The story revolves around Abby, a teenaged girl attending a summer camp. Uncertain of her place in the world and her shifting sense of identity, she hoped to reconnect with an older friend at camp. When she quickly found her connection with her friend was now tenuous, she reached out to others in her tent who were noticeably cooler than she was. When a new girl named Shasta joined the tent, the order of things with Abby and her old friends is immediately disturbed. Shasta is just eccentric enough to convince Abby's friends of her "otherness", yet Abby feels an immediate kinship with her.
In addition to a deft handling of teenager personal politics, Larson throws in an additional narrative element: Shasta was once hit by lightning and she still seems to attract an unusual set of electrical phenomena. This almost-fantastical element sets it apart from standard slice-of-life fiction, especially such fiction aimed at teens. At the same time, the cliques, betrayals and shifting senses of identity will be familiar to any teen reading this story (or anyone, really).
What makes this such an engaging reading experience is the way Larson integrates word and image, especially in her lettering. The decorative touches in her art are a part of the overall feel she's trying to create in the story. Other aspects of Chiggers are reminiscent of zines, like Larson throwing in directions to a particular card game or instructions on how to make a friendship bracelet. Little diagrams pop up to explain phenomena like anvil lightning and chiggers. One page where a bunkmate is scratching herself loudly & incessantly at night has the sound effects floating up like a cloud. On another page, where Abby is trying to come up with words to console a friend but can't find the right words, a blank Mad Lib comes up in her thought balloon as she realizes she's got nothing. When Abby and Shasta realize that they've both read the same fantasy book and love it, there's a panel showing them as elves, embracing a giant volume of the book.

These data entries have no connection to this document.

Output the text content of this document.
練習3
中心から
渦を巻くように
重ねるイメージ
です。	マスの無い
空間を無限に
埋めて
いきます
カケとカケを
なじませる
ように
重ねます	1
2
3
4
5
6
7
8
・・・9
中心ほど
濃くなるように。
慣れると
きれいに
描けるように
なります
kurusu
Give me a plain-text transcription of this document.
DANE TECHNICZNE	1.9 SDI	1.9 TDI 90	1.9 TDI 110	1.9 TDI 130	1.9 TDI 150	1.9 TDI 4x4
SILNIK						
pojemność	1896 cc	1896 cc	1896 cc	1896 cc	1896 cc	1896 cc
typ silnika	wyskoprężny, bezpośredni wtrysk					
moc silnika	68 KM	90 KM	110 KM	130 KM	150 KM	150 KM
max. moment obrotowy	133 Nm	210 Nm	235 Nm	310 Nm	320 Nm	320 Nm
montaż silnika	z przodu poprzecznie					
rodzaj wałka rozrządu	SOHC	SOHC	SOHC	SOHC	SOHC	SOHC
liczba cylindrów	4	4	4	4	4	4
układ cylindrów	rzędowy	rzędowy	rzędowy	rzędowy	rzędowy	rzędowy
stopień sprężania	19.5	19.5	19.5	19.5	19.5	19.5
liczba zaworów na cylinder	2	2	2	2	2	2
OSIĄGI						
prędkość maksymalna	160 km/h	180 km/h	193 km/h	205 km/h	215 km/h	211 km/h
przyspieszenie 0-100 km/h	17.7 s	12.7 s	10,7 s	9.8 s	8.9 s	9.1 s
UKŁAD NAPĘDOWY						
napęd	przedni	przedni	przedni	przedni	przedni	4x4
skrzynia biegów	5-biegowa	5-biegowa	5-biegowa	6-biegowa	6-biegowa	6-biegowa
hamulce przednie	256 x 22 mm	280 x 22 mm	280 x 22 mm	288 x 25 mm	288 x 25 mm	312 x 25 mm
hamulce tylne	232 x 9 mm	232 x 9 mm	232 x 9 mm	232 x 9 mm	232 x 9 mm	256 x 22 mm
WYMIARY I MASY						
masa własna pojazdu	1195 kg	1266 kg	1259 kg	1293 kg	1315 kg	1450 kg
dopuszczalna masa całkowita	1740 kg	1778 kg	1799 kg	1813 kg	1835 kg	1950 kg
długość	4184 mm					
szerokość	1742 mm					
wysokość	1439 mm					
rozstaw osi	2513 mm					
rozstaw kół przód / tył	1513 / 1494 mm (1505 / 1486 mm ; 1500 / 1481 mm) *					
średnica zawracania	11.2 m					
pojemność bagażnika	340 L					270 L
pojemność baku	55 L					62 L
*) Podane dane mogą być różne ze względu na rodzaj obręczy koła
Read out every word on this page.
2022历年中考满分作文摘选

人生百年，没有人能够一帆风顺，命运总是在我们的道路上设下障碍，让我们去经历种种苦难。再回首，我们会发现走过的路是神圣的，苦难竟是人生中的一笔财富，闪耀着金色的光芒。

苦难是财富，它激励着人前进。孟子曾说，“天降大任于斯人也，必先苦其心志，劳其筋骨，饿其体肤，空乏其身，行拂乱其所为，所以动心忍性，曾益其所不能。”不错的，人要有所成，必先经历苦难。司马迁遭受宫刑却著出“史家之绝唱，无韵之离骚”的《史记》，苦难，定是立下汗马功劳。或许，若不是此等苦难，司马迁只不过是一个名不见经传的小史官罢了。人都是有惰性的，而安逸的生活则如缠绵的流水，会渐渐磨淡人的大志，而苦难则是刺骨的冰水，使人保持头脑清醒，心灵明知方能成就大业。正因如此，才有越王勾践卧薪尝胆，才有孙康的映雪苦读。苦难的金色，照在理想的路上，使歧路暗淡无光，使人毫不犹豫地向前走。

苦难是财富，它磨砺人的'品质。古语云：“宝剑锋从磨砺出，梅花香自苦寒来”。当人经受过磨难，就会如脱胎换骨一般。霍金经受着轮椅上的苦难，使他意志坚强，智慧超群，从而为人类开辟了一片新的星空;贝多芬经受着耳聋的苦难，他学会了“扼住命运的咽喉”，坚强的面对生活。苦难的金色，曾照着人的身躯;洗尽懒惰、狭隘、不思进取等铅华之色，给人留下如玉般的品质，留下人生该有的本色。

These whimsical decorative touches aren't there just for show--Larson makes them an important part of the book's emotional narrative. They quickly get across key bits of information as to particular character's moods and states of mind, seamlessly integrating these bits of fancy into the book's regular narrative. One of the most crucial ways she does this is by focusing on eyes. The eyes of her characters are enormously expressive and tell much of the story all on their own. Larson's ability to use gesture and facial expressions to get across the broad, dramatic feelings of her teen characters is what makes the entire book work. It's especially important because while her character design is solid, there were times when I had trouble telling certain characters apart. All told, this is Larson's most accomplished work to date. She grounds her whimsy in strong characterization and tells a familiar story with an great amount of style. Larson's strong command of the language of comics makes her a young talent where one expects every new project to be an evolutionary leap above its predecessors, and hence something to be anticipated eagerly.